Et comme d’habitude avec cette équipe, tout roule pépère. L’ancien capitaine Jérôme Fernandez résume :

« On a un groupe sain avec une ossature d’anciens sérieuse et respectée et du talent chez des déjà titrés, analyse l’ancien capitaine Jérôme Fernandez. Ça a été très bien transmis chez les joueurs, les choses se mettent en place au niveau du staff, il n’y a pas de raison de changer quoique ce soit. La fédé doit faire confiance à Didier jusqu’à Tokyo en 2020 puis faire le point après. »

Déjà lors du dernier Euro, Claude Onesta avait volontairement laissé son groupe et Dinart se débrouiller seuls. La transmission se poursuit à Rio. Il n’y a qu’à faire une zone mixte après une rencontre et entendre les « Didier nous a dit que », « Didier a décidé que », « on a écouté les consignes de Didier » pour comprendre que les joueurs ont déjà adopté les méthodes de leur ancien coéquipier, qui était encore avec eux jusqu’en 2013. Même si elles diffèrent parfois de celles d’Onesta.

Didier Dinart au milieu de ses joueurs
Didier Dinart au milieu de ses joueurs - SIPA

« C’est tellement plus simple et plus habituel de partir et de critiquer »

« Ca ne vous aura pas échappé que je suis dans une phase de transmission et il faut que j’accepte que, par moments, ce qui arrive derrière ne ressemble pas forcément trait pour trait à ce que moi j’avais mis en œuvre, explique-t-il.
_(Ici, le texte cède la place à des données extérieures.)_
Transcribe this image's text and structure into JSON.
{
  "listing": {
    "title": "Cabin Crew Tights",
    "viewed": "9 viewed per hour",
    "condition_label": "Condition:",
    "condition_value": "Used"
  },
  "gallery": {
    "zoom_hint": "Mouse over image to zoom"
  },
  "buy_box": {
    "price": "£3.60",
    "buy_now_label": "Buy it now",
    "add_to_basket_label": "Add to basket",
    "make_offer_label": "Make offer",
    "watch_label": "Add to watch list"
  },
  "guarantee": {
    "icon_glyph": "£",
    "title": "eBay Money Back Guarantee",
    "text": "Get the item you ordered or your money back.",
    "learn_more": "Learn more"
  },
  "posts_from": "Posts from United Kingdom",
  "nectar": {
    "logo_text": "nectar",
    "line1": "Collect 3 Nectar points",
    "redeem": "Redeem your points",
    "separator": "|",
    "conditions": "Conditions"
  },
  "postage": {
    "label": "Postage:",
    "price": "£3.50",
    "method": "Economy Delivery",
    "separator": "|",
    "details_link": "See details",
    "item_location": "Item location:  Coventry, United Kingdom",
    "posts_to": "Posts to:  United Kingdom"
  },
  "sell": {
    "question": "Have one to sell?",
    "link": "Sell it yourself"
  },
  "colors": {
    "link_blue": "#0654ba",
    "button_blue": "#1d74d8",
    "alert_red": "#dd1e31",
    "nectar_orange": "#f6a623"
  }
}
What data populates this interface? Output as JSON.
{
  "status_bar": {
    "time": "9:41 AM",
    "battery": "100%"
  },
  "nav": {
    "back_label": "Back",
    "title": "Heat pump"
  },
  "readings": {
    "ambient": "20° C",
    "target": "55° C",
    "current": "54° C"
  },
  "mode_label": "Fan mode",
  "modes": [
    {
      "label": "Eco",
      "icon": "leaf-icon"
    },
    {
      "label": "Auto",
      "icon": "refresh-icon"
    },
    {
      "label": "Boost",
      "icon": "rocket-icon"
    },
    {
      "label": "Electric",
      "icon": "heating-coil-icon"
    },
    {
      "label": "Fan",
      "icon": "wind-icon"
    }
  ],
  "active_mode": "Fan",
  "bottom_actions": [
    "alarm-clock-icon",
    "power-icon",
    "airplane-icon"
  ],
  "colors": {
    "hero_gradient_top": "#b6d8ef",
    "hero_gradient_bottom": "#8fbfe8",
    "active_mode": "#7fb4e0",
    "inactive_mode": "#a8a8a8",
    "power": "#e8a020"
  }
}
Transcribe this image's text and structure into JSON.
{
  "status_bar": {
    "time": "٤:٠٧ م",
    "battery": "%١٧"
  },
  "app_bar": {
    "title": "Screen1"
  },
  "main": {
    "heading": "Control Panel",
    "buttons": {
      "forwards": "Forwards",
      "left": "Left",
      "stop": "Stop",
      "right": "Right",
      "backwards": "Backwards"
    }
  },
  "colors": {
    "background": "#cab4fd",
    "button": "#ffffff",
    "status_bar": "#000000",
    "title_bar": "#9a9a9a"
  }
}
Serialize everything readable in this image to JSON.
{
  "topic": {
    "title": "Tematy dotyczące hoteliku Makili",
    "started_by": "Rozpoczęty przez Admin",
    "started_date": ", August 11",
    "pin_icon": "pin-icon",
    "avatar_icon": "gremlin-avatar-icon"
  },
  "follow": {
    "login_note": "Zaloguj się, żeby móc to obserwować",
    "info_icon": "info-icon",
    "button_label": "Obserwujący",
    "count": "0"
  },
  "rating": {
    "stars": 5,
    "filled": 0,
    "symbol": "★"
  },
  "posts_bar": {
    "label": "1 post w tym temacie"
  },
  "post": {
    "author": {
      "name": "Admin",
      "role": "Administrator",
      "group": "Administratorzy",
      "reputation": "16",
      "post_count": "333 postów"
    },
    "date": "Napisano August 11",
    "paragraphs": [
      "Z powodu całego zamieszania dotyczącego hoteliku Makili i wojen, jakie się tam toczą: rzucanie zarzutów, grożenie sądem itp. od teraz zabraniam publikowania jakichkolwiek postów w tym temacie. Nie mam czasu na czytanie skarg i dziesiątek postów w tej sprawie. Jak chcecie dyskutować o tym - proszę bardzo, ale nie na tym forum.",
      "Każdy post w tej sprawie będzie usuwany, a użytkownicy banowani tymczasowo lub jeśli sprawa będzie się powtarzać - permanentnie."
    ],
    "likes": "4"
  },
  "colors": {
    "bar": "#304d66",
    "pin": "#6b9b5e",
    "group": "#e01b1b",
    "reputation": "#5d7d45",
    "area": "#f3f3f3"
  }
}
Quand parfois vous devez vous taire parce que ça ne vous correspond pas mais que vous vous rendez compte que les nouveaux ajustements sont bien vécus par les joueurs, c’est l’essentiel. Donc je suis un peu dans l’inconfort, mais c’est l’inconfort de ceux qui ont accepté d’accompagner les suivants. C’est tellement plus simple et plus habituel de partir et de critiquer. »

Grég Anquetil apprécie la démarche. « Claude a fait son temps, son travail. Il passe son témoin et mais là il faut le féliciter c’est non seulement de la manière dont il le passe mais à qui il le passe. Didier relève le défi à la perfection. » Même si, en cas de titre olympique dimanche, ce ne sera pas son nom à côté de la ligne sélectionneur. C’est pour bientôt, Didier, c’est pour bientôt.